I’ve been thinking quite a lot about just who I identify myself with. Do I identify myself with white middle class families in my neighborhood? Do I identify myself as an American? Do I identify myself as a college student, as a writer? And more importantly, who should I be identifying myself with?

Well, in some ways I think I identify with all of the aforementioned groups. They are, in essence, what defines me. If someone asked, who are you? or what do you do? I’m sure, depending on the situation, I would respond with at least one of those categories. But I’m not so sure that approach is a good one. Again, should I identify myself with those groups? Am I more than that, and is it detrimental for me to put myself in a box, labeled “writer,” “middle class,” “American”? I’ve been contemplating this question, and I am looking for some help from you, questioners.

My thoughts are that I should be identifying with something greater. I do, sometimes, think something is lost when we confine ourselves to what we do, where we are from, or what we like. I think, rather, we should identify ourselves as a sort of citizen of the world. I think this mental leap can make quite the difference. If we simply identify ourselves as Americans, it is easy to not care about what is across these arbitrary lines, what is across the sea.
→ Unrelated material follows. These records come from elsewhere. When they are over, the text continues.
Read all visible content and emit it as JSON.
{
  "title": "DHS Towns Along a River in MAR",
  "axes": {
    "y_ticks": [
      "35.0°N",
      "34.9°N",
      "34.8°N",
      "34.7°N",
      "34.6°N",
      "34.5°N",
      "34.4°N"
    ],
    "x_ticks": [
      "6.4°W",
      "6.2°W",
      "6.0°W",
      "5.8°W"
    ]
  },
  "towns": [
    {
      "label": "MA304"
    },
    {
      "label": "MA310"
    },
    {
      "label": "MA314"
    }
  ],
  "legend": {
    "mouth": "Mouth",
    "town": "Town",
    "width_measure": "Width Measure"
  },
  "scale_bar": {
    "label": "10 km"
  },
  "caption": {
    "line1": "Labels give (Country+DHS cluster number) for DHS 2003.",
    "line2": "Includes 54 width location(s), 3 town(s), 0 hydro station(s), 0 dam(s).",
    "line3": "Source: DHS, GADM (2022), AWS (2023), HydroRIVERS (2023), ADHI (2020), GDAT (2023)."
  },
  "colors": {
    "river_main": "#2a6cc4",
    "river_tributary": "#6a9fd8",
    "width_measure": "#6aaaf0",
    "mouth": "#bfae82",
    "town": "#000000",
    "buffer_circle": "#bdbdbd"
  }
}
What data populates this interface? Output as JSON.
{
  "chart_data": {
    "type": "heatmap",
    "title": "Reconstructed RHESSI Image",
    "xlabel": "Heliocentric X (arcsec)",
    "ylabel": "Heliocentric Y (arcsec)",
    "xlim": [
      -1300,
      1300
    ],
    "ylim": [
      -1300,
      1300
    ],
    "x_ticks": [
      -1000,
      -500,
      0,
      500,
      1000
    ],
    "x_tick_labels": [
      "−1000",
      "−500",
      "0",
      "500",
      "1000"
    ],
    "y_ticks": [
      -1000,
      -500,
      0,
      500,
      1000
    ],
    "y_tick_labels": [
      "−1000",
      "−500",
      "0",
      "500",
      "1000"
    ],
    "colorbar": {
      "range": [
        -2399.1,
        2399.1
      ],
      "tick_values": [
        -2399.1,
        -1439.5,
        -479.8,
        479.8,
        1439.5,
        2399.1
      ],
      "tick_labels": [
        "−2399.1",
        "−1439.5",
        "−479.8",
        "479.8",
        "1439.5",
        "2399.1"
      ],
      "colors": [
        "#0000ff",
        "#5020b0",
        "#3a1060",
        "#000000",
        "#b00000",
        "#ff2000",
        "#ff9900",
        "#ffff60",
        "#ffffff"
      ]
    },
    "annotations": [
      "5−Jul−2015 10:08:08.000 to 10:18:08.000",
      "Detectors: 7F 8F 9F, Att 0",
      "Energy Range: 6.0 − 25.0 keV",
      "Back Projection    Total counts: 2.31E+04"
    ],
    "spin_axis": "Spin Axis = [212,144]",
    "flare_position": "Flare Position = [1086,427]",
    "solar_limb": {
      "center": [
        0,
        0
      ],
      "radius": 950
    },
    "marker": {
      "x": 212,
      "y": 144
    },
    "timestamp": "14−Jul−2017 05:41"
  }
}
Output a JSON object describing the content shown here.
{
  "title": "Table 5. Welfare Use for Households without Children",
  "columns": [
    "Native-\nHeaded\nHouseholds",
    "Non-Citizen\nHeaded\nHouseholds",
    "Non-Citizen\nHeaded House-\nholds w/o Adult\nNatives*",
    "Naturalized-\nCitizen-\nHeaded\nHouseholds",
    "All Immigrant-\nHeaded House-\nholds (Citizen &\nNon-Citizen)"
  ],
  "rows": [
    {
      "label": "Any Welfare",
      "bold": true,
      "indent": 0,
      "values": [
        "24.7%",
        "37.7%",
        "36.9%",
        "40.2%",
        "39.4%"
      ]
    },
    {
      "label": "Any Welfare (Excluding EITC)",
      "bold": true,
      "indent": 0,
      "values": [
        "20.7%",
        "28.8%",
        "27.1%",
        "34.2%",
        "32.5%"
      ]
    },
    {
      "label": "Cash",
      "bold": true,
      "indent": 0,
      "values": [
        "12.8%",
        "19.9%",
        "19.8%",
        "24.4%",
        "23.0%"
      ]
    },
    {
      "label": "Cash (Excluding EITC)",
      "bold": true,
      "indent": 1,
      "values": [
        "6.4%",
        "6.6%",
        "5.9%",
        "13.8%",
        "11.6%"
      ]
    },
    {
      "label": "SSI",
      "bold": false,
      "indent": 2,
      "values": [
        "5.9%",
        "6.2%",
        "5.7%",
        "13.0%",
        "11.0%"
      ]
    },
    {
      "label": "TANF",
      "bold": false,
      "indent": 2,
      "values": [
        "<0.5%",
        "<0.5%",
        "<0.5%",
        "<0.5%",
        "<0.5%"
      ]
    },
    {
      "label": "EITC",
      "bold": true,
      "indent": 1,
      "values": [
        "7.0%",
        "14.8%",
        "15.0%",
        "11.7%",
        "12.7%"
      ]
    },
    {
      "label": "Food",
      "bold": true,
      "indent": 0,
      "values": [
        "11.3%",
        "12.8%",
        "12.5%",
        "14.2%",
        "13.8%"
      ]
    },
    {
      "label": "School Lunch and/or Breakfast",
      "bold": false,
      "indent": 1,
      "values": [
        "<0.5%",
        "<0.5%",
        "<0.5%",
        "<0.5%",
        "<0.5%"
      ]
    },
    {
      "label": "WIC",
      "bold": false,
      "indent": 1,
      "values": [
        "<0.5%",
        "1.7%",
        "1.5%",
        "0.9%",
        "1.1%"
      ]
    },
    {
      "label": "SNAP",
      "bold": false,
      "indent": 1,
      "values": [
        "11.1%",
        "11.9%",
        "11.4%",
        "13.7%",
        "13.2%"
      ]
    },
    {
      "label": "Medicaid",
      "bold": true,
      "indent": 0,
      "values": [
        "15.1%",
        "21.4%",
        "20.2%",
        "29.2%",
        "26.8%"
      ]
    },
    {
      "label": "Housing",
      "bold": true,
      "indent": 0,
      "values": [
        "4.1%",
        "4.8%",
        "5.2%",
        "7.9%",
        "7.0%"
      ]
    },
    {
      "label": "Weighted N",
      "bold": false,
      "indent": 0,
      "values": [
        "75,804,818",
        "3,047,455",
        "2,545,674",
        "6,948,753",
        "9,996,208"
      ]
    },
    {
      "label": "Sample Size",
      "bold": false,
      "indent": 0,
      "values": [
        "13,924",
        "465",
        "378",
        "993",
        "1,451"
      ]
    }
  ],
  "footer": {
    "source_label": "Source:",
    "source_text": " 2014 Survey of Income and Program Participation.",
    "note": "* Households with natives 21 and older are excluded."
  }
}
We just think, we have plenty of problems here to worry about. And that goes for any nation, any boundary, and sort of identification. I think this sort of mental shortcut is very detrimental. If we identify only with our country, or only with white middle class citizens, it is so easy to push to the back all of the other problems because we are only accountable for our groups.

There are obvious flaws to this, though. It makes sense for one to identify with the group that s/he is apart of and thus advocate for that group. I mean, if we advocate for our country we are benefiting in a very direct way, whereas we are advocating for a foreign country, we don’t see the outcome of our assistance. Moreover, it also makes sense to want to benefit those closest to you–those are the ones you see being harmed, not the small children in the third world countries.

So the question is, what should we identify ourselves with. Does it even matter?